Utilities Sector Update : 4QFY23 Preview: Mixed bag; outlook better By JM Financial Institutional Securities
We expect the utilities under our coverage to report 3% sequential growth in revenue led by higher generation during the quarter and better PLFs. EBITDA and PAT could improve by 3% and 16% QoQ respectively led by moderation in operating expenses and higher sales. Key monitorables going forward are power demand in summer, trend in international coal prices, and the pace of transition to clean energy. Overall, we remain positive on the utilities space with power demand expected to remain strong in the near term and energy transition driving long-term growth. We, thus, remain bullish on utilities that have a balanced portfolio and are working in alignment with energy transition. NTPC remains our top pick in the sector.
* Power demand remains resilient: Overall power demand in India during 4QFY23 was impacted due to the unseasonal rainfall across the country in Feb’23 and Mar’23. In spite of this, power demand grew by 5.6% YoY and 7.5% QoQ during the quarter. With this, annual demand is estimated to be 1,511BU, implying 9.5% YoY growth.

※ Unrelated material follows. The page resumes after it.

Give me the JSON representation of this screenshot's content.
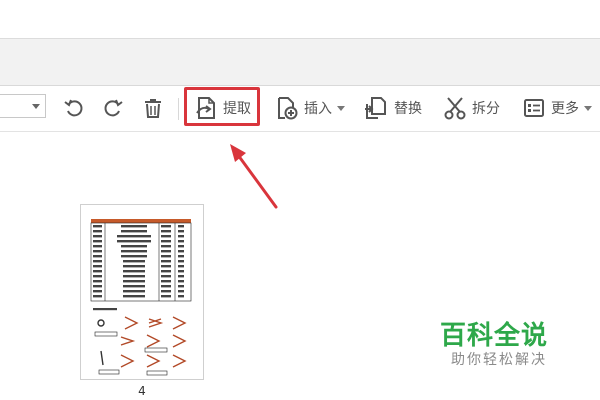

Peak demand met has also remained strong ~209-211GW during Jan-Mar’23. We have analysed the key factors which have been driving this demand in our last report
* Strong generation supported by higher coal production: With peak demand constantly breaching the 200GW mark, the same is being met through higher utilisation of power plants as well as increase in coal production. The PLFs of power plants averaged 67.6% in 4QFY23 as against 60.8% in 3QFY23. Simliarly, CIL breached its production target of 700MT for FY23 by producing 703.4MT of coal. CIL supplied 586.6MT coal to power plants during FY23 with a target of 610MT for FY24. We estimate CIL’s profitability to be driven by the trajectory of international coal prices, revision in FSA rates, and sustenance of current momentum in production
* Key monitorables: Going ahead, trajectory of power demand, capex in renewables and storage solutions, coal e-auction prices, and progress on revision in power tariff and coal FSA will be the key monitorables. With temperatures expected to remain elevated during the summer season, and the possibility of El Nino, we expect power demand to remain robust over the next 2 quarters. We, thus, remain bullish on utilities that have a balanced portfolio and are working in alignment with energy transition.
* Our coverage universe: NTPC is expected to report net sales of INR 471bn in 4QFY23, up 27% YoY. EBITDA is estimated at INR 153bn, up 33% annually. NTPC has registered 62% growth in coal production from its captive mines. We expect Power Grid to grow at 12% YoY with net sales at INR 119bn, and maintain EBITDA margin (88%). We expect CESC to report moderate revenue growth (+9%) and a flattish EBITDA on the back of stable Kolkata operations. Going forward, the key growth trigger for the company remains winning new distribution franchisees. Tata Power is expected to witness a decline in profitability on account of the Mundra power plant being barely operational during the quarter as well as softening of Indonesian coal prices, leading to lower realisation from coal mines. Coal India produced 224MT of coal during the quarter, leading to annual production of 703MT in FY23 (+13% YoY). CIL‘s earnings may be impacted in 4QFY23 due to the additional wage provision on account of settlement of wage revisions in Jan’23. JSW Energy could witness a dip in earnings YoY as 4QFY22 had the benefit of higher merchant realisation led by the power crisis last year, which is not the case this year. We currently have a BUY rating on NTPC (TP – INR 205), Power Grid (TP – INR 255) and CESC (TP – INR 100). We have a HOLD rating on Coal India (TP – INR 240), JSW Energy (TP – INR 270), Tata Power (TP – INR 220) and Torrent Power (TP – INR 500).